Last summer when McCain's star had fallen, I had a feeling he would still win the presidency based on articles I was reading about his campaign support.   Early in Bush's second term, I began to read McCain had lined up the "Bush Bundlers."   The three best sources I have found for following the money are The Economist, The Financial Times, both conservative London newspapers filled with ads for expensive wristwatches and the International Socialist Review (no wristwatch ads at all).  The ISR quotes the Economist and the Financial Times often.   All three magazines seem to focus on the same information and believe the same subjects to be important.  I don't know why this amuses me so much, but it does.

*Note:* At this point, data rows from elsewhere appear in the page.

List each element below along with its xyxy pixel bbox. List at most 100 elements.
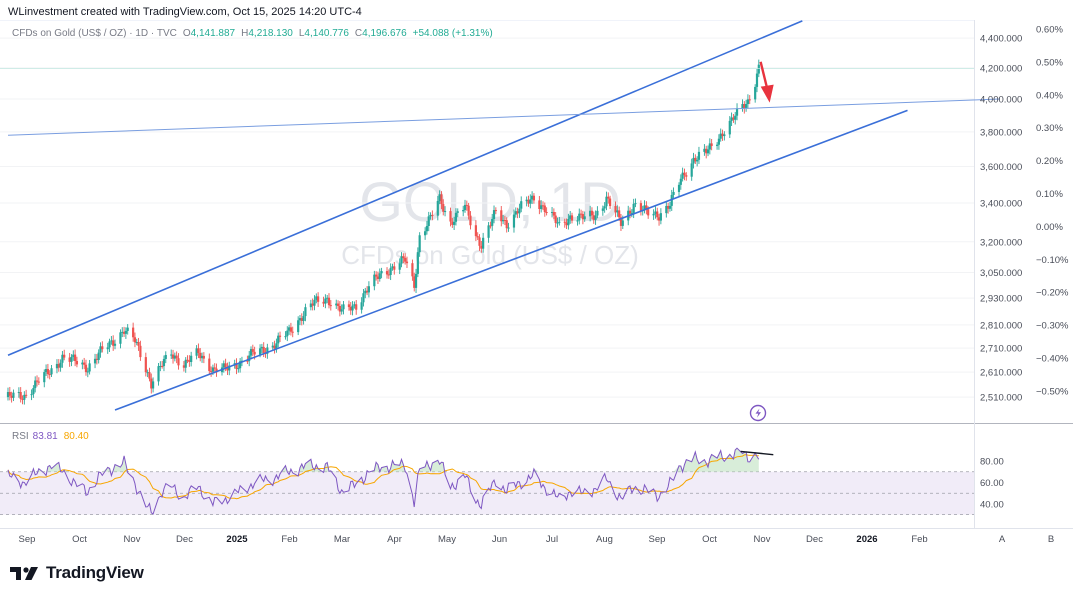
drawings[interactable] (7, 20, 1001, 411)
open-value: 4,141.887 (190, 28, 236, 39)
candle-body (19, 392, 22, 399)
candle-body (309, 303, 312, 308)
percent-tick-label: 0.60% (1036, 25, 1063, 36)
candle-body (492, 210, 496, 219)
candle-body (567, 218, 570, 226)
candle-body (273, 345, 276, 349)
candle-body (723, 134, 726, 137)
symbol-name: CFDs on Gold (US$ / OZ) · 1D · TVC (12, 28, 177, 39)
tradingview-logo[interactable]: TradingView (10, 563, 144, 583)
candle-body (681, 172, 684, 179)
candle-body (745, 104, 748, 109)
candle-body (235, 363, 238, 369)
rsi-line (7, 447, 760, 515)
candle-body (543, 205, 546, 213)
candle-body (616, 210, 619, 213)
candle-body (563, 221, 566, 223)
candle-body (708, 143, 711, 150)
candle-body (249, 349, 253, 356)
percent-tick-label: −0.10% (1036, 255, 1069, 266)
candle-body (719, 133, 722, 139)
rsi-divergence-line[interactable] (740, 450, 774, 456)
high-value: 4,218.130 (248, 28, 293, 39)
candle-body (463, 204, 467, 211)
price-axis[interactable]: 4,400.000 4,200.000 4,000.000 3,800.000 3,60… (980, 34, 1022, 404)
candle-body (503, 219, 507, 221)
channel-upper-line[interactable] (7, 20, 803, 356)
channel-lower-line[interactable] (114, 109, 908, 411)
candle-body (436, 200, 439, 216)
percent-tick-label: 0.00% (1036, 222, 1063, 233)
candle-body (489, 225, 492, 227)
candle-body (746, 99, 750, 105)
candle-body (43, 372, 46, 383)
candle-body (260, 346, 263, 349)
candle-body (717, 138, 721, 145)
time-tick-label: Jun (492, 534, 507, 545)
candle-body (668, 205, 672, 209)
price-tick-label: 4,400.000 (980, 34, 1022, 45)
percent-tick-label: 0.20% (1036, 156, 1063, 167)
arrow-head[interactable] (760, 84, 774, 103)
price-tick-label: 3,400.000 (980, 199, 1022, 210)
candle-body (728, 120, 731, 135)
price-tick-label: 2,710.000 (980, 344, 1022, 355)
candle-body (146, 372, 149, 374)
candle-body (697, 151, 701, 160)
horizontal-trendline-line[interactable] (7, 98, 1001, 136)
candle-body (275, 343, 278, 349)
candle-body (416, 252, 419, 274)
candle-body (594, 215, 597, 220)
price-tick-label: 2,610.000 (980, 368, 1022, 379)
alert-icon[interactable] (749, 404, 767, 422)
candle-body (338, 305, 341, 312)
candle-body (50, 368, 53, 375)
log-scale-button[interactable]: B (1048, 534, 1054, 545)
percent-tick-label: −0.40% (1036, 354, 1069, 365)
candle-body (387, 274, 390, 276)
candle-body (545, 212, 548, 214)
candle-body (505, 220, 508, 229)
low-label: L (298, 28, 305, 39)
candle-body (365, 290, 369, 293)
candle-body (335, 303, 338, 306)
price-tick-label: 3,200.000 (980, 237, 1022, 248)
percent-tick-label: 0.30% (1036, 123, 1063, 134)
candle-body (672, 191, 675, 195)
candle-body (74, 354, 77, 362)
candle-body (184, 359, 187, 368)
candle-body (529, 199, 532, 204)
candle-body (228, 365, 231, 371)
auto-scale-button[interactable]: A (999, 534, 1006, 545)
candle-body (23, 394, 26, 400)
candle-body (30, 394, 33, 396)
price-tick-label: 3,800.000 (980, 127, 1022, 138)
candle-body (512, 214, 516, 228)
candle-body (119, 332, 122, 344)
candle-body (478, 237, 481, 246)
candle-body (200, 355, 204, 359)
candle-body (443, 211, 447, 213)
candle-body (190, 355, 193, 363)
candle-body (175, 355, 178, 359)
candle-body (518, 208, 521, 214)
candle-body (159, 365, 162, 367)
candle-body (32, 388, 35, 395)
candle-body (150, 378, 153, 389)
candle-body (367, 286, 370, 293)
rsi-pane: 80.00 60.00 40.00 (0, 447, 1004, 516)
candle-body (556, 222, 559, 224)
candle-body (97, 352, 100, 360)
candle-body (757, 64, 760, 74)
candle-body (601, 208, 604, 211)
candle-body (735, 108, 739, 116)
candle-body (133, 337, 137, 343)
price-tick-label: 4,200.000 (980, 63, 1022, 74)
candle-body (215, 368, 218, 373)
candle-body (603, 206, 606, 209)
time-axis[interactable]: Sep Oct Nov Dec 2025 Feb Mar Apr May Jun Jul Aug Sep… (19, 534, 928, 545)
candle-body (754, 86, 757, 100)
candle-body (449, 211, 452, 222)
candle-body (565, 222, 568, 226)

At any rate, last summer, because these three sources assumed the race would be between McCain and Clinton and that McCain would ultimately win, I accepted this view.  And I have discovered the more I ignore issues, personalities, polls and the like and just watch the money, the better are my predictions.  Of course issues, personalities and polls can influence how much money a candidate receives, but the flurry of daily excitement about who has photos in drag and who has used cocaine and whose teenager is pregnant may impact polls, but money straightens all of that out.

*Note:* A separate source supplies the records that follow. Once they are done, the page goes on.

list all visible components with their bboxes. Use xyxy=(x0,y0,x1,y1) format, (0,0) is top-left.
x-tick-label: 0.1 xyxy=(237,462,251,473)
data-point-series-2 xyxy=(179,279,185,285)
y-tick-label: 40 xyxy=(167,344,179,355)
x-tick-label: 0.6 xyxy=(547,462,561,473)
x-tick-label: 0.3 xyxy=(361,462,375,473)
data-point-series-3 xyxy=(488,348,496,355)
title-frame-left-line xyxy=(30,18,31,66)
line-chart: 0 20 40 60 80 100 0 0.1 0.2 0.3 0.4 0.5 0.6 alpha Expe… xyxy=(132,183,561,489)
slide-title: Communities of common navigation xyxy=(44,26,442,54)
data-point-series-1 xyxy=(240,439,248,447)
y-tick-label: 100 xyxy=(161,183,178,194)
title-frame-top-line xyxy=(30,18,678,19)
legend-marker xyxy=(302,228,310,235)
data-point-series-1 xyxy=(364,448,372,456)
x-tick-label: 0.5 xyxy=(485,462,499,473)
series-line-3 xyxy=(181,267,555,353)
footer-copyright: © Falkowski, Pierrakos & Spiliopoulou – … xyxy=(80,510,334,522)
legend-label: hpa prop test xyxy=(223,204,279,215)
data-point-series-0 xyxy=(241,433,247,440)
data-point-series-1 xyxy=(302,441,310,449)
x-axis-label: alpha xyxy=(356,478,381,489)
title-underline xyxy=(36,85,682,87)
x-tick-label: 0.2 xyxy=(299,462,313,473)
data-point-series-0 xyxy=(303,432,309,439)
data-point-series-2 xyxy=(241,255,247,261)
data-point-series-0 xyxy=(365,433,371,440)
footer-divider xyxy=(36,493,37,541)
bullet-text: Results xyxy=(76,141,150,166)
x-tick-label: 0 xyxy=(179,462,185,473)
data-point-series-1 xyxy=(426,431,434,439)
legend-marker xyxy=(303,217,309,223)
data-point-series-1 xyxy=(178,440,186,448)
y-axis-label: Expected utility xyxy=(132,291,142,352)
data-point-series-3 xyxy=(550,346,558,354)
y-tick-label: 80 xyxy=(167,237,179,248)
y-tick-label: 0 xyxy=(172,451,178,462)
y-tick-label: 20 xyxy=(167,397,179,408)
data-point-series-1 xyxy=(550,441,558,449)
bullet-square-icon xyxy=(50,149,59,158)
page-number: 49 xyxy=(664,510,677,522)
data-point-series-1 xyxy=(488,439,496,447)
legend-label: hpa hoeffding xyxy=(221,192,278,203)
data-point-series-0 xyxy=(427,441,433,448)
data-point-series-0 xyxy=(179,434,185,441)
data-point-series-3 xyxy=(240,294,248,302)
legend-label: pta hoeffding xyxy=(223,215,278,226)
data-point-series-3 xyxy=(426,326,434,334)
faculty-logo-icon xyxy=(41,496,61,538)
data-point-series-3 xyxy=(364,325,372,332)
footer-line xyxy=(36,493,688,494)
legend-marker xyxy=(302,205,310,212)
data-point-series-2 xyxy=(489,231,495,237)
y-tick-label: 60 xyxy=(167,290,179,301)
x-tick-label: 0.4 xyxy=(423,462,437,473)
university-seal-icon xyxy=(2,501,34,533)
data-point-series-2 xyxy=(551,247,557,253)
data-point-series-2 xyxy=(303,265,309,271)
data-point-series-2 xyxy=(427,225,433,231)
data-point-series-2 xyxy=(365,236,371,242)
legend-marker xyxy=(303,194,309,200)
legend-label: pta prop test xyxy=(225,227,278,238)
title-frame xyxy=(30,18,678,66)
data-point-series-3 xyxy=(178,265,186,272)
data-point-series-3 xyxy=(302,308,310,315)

I don't think McCain won the primaries because of his extraordinary personal story.  He had this same extraordinary story when he ran in the primaries against George W. (whose personal story is like Prince Hal's, but without the heroic ending) and it did him little good then.

Also, it is not nearly as important how much money you have as how much you know you will get.  That is why, when McCain was broke last summer, if he really had lined up the bush bundlers, we knew he would pull through.

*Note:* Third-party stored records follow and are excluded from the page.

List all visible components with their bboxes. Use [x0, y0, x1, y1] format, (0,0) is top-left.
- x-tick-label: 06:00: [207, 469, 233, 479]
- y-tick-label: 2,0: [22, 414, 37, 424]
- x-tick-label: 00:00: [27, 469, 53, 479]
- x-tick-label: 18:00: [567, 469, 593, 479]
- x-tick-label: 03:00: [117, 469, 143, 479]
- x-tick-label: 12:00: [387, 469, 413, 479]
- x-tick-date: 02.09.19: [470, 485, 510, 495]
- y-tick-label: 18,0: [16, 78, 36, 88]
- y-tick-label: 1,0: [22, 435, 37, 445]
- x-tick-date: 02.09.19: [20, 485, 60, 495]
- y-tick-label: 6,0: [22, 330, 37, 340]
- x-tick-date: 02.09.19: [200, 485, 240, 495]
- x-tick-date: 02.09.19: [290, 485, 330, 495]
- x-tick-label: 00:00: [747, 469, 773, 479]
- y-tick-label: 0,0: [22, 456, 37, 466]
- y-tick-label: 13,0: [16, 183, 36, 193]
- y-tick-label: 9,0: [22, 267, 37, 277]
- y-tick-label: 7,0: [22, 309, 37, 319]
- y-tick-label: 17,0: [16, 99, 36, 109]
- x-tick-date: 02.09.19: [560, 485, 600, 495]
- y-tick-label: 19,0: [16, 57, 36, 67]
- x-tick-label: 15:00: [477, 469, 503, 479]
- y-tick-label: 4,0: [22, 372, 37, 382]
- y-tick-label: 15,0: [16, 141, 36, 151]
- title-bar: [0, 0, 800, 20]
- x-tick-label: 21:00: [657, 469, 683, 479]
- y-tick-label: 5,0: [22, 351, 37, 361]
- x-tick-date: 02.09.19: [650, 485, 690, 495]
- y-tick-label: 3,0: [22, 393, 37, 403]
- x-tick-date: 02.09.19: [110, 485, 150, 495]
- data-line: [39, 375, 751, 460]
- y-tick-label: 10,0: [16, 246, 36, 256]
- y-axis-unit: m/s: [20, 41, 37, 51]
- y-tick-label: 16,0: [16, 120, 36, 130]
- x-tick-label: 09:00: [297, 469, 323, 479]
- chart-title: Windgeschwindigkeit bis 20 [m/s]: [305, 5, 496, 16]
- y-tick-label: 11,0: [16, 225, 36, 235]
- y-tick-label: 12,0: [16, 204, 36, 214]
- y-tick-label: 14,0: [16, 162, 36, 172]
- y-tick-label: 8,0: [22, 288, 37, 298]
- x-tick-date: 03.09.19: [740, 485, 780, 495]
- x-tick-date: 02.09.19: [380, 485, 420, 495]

So how did we go wrong on Clinton and why is Obama still alive even after the traditional August mauling designed by Lee Atwater?  My feeling is that bundlers are less of the picture this time around.   

For now, the bundler contributions to Obama and McCain are about even-- $75 million for McCain and $63 million for Obama.  Obama though has raised a total of $390 million to McCain's $175 million.   This Obama tally is a huge number.  Bush spent $367 million in 2004. The difference is Obama has received half of his money in contributions of $200 or less and McCain has received only 25%.  And Obama has twice as many small contributors, 187,000 to McCain's 94,000.

I suspect McCain will get a big contribution boost in these last two months before the election.  I still think McCain will be able to spend more in 2008 than Bush did in 2004.  Also, "independent groups" will muddy the waters and the RNC had about $70 million to spend at the beginning of July.  Some of the more disgusting campaign contributors will time the money for the last month so it does less damage to their candidate by being disclosed after the election.  Look for a couple of hundred million being spent to remind us that Obama is part Negro (not in those words, of course, but the message will be clear) in the next two months.

1 comment:

Anonymous said...

Oh, but if you listen to wingnut radio even five minutes a day or, worse, drift through the blogosphere, you realize the very important repeater machine is busy repeating and repeating every allegation and smear against Obama. This is all off book. While the fortunate fact is that they actually speak to a limited, faithful audience, the lines they troll out get picked up and further repeated by the mainstream.

My current faith is that Obama looks 'em dead in the eye and points out that they must not have lots to say if that's what they're talking about. It's an approach that at least part of that moveable middle might respond to.